Reflecting the artist’s spiritual yearning to dissolve the individual ego, Water Drop (1970) is one such study in observation and quietude. Subtly rendered in muted greys and depicting a single drop swelling on the canvas, it stands in stark contrast to Waterdrops (1986), which mimics a steely industrial surface and reduces the subject to a shorthand: darks, lights and crescents of precise colour inscribing the shapes. The drawing Water drops (1972–74), meanwhile, clusters meticulously rendered forms; the work’s sensitivity and precision recall the melancholic tenderness of Vija Celmins. In other paintings, Kim fills the raw canvas with the illusion of alternating patterns of puckered and absorbed moisture, or else bejewels it in beads of delicate trompe l’oeil.

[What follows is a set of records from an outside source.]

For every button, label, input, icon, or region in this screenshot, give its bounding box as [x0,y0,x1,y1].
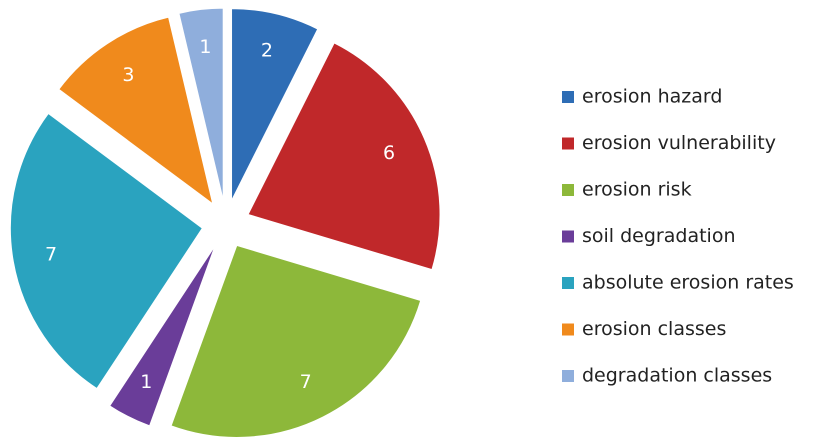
legend-label: erosion risk [582,179,692,201]
legend-label: erosion vulnerability [582,132,776,154]
data-label: 1 [140,371,152,393]
data-label: 3 [122,64,134,86]
legend-swatch [562,370,574,382]
pie-slice [178,7,224,201]
pie-slice [58,16,214,206]
pie-slice [231,8,319,201]
legend-label: erosion classes [582,318,726,340]
legend-label: erosion hazard [582,86,722,108]
pie-slice [109,245,216,427]
legend-swatch [562,323,574,336]
data-label: 6 [383,142,395,164]
data-label: 7 [45,243,57,265]
legend-swatch [562,277,574,289]
legend-label: degradation classes [582,365,772,387]
legend-swatch [562,230,574,243]
pie-slice [247,42,441,271]
legend-label: soil degradation [582,225,735,247]
data-label: 1 [199,36,211,58]
legend-swatch [562,91,574,103]
pie-slice [9,112,204,390]
legend-swatch [562,137,574,150]
pie-slice [170,244,422,438]
data-label: 2 [261,40,273,62]
data-label: 7 [300,371,312,393]
legend-swatch [562,184,574,196]
legend-label: absolute erosion rates [582,272,794,294]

Such visual subterfuge is both elegant and deceptively complex: water is protean, its substance – as gas or liquid – a question of context, like the individual, and Kim himself. Moreover, while trompe l’oeil is often seen as lowly, trafficking in artifice and privileging physical sight over inner vision, artifice is inseparable from any discussion of painting. To foreground it thus is to seduce the eye but also to expose the medium’s theatrics, defrocking it. For Kim, the water drop in all its meditative and hypnotic qualities remains a cipher for these counterforces, focusing our sight while urging us beyond it.

‘Kim Tschang-Yeul: New York to Paris’ continues at Tina Kim Gallery, New York, through 7 December 2020.

David Geers is a freelance writer who lives in New York, USA. His writing has been published in, among other places, October, Fillip, BOMB, The Brooklyn Rail, The Third Rail Quarterly and frieze.